10 Mai, 2018, 09:44 | Auteur: Lynn Cook
  • Une marque de cosmétiques utilise le nom de Brigitte Macron pour arnaquer des clients sur internet

Des clients se plaignaient déjà de l'arnaque du site Beauty and truth sur le forum de 60 millions de consommateurs en 2014. Ils indiquaient la production d'une crème antirides par la fausse entreprise de Madame Macron.

Plusieurs dizaines de Français ont été bernés par une entreprise aux pratiques plus que douteuses qui faisait croire que Brigitte Macron était l'égérie de sa marque de crème antirides, selon des informations rapportées par Le Parisien.

Certaines de ses consommatrices dupées ont écrit à la femme d'Emmanuel Macron pour l'alerter.

Une duperie construite en deux temps.

Le site internet promet "la solution antirides qui pourrait changer l'industrie des soins pour la peau pour toujours" et affiche une photo rayonnante de Brigitte Macron. Par la suite, il y a eu plusieurs publicités sur ces produits en question.
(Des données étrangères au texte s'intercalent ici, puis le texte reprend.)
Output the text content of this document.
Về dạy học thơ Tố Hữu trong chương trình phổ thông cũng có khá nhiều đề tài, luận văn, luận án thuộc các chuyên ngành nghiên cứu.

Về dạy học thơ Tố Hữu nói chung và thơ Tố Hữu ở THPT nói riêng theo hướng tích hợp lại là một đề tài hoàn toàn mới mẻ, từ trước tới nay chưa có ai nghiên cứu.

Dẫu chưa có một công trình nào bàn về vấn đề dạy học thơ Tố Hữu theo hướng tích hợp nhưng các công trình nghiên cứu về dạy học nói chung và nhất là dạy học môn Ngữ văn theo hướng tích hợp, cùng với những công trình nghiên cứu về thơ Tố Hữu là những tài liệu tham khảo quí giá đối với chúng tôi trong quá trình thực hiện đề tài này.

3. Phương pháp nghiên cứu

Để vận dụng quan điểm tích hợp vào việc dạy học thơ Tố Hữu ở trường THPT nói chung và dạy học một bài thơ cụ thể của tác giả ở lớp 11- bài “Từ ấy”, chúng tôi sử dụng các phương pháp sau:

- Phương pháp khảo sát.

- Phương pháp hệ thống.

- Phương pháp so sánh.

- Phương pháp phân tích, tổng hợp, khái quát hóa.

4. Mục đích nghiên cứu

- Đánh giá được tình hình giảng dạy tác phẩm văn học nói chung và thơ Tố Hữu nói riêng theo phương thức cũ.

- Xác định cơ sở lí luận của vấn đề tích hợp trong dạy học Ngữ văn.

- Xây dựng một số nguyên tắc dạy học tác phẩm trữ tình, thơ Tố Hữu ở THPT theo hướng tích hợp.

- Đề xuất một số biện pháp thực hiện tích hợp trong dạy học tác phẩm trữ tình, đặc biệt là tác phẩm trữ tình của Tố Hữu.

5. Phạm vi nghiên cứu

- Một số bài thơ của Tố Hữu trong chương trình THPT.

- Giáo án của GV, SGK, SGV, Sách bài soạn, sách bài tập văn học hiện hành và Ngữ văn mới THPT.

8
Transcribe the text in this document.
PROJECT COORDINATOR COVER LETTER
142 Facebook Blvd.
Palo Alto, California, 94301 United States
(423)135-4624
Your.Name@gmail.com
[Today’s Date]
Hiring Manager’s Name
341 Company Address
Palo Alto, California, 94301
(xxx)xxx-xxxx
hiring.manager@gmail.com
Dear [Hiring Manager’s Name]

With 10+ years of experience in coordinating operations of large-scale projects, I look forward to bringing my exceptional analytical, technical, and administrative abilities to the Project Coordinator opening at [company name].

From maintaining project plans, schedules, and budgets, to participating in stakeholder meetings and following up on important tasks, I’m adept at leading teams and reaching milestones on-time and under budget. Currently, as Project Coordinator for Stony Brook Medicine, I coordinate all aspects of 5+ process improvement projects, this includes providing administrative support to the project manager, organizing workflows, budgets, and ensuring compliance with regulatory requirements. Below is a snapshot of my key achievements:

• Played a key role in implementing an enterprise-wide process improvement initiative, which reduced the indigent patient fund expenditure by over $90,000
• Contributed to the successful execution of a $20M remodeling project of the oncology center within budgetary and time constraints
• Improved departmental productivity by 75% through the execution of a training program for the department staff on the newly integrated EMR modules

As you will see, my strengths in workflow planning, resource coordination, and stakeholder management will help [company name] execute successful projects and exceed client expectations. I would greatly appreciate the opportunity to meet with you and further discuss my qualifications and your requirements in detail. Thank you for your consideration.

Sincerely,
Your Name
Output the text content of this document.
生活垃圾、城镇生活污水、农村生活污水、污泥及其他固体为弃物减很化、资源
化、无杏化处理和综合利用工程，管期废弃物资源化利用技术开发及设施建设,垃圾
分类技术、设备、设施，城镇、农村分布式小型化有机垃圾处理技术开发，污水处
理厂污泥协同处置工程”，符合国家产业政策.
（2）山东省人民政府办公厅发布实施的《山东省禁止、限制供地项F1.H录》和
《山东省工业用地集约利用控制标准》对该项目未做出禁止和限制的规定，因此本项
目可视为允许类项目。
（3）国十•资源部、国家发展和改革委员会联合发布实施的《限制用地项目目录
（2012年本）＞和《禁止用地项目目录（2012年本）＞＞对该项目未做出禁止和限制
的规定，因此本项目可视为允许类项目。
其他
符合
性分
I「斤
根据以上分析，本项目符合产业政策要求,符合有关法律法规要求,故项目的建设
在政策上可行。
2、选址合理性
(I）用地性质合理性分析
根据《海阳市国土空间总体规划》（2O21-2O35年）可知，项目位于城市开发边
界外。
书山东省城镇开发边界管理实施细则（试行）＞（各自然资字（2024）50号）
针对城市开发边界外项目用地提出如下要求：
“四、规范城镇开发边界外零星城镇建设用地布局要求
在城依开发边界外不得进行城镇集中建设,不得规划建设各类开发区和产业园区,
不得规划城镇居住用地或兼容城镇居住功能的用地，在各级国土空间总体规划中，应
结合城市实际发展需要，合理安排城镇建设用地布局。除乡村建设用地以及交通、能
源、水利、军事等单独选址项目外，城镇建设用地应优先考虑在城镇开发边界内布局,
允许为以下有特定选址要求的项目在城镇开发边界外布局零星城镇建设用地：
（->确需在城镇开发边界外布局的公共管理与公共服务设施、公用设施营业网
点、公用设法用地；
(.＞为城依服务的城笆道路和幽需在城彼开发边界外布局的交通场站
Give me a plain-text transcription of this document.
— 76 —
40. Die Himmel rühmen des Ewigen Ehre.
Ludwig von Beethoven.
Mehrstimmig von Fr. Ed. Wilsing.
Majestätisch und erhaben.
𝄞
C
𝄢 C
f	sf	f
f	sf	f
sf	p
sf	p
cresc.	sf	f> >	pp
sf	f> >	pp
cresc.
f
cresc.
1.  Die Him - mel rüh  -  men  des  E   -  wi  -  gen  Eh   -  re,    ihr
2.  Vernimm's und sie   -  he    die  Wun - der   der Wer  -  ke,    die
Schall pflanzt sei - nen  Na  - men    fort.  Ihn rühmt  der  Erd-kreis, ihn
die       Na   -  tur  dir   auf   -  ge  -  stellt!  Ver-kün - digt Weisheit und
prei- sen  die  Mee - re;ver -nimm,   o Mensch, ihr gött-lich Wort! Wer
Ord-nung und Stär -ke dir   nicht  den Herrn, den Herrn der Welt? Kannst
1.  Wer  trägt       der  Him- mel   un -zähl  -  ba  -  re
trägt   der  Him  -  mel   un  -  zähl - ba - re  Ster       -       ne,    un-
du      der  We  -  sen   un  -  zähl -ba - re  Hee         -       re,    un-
Je me suis dit que c'était sérieux " témoigne Anne-Marie, 68 ans, au Parisien.

Le site Beauty and Truth propose aux clients une dose d'essai à moins de 4 euros. Problème: elle découvre alors qu'elle vient de souscrire à un abonnement.

Après de nombreux appels infructueux au service clients de la marques, les victimes se voyaient rétorquer qu'elles devaient "s'acquitter de 88 euros par produit". "J'allais rajeunir de 25 ans mais c'était quand même un peu exagéré", "je ne les ai même pas ouverts!". La victime devant réexpédier les colis, en Chypre, dans une ville du nom de Larnaca. En un mois, Brigitte Macron a reçu une vingtaine de lettres afin de lui raconter cette arnaque. "Je me suis dit qu'elle avait le droit de travailler, comme tout le monde!"

Après avoir pris conscience du procédé de l'entreprise, Anne-Marie a préféré ne pas ouvrir sa commande.

L'avocat de Brigitte Macron est intervenu afin de faire retirer les fausses informations concernant l'épouse du chef de l'Etat.

En mars, le cabinet de la Première dame avait porté plainte pour une affaire d'usurpation d'identité, après l'envoi de faux e-mails au nom de son cabinet.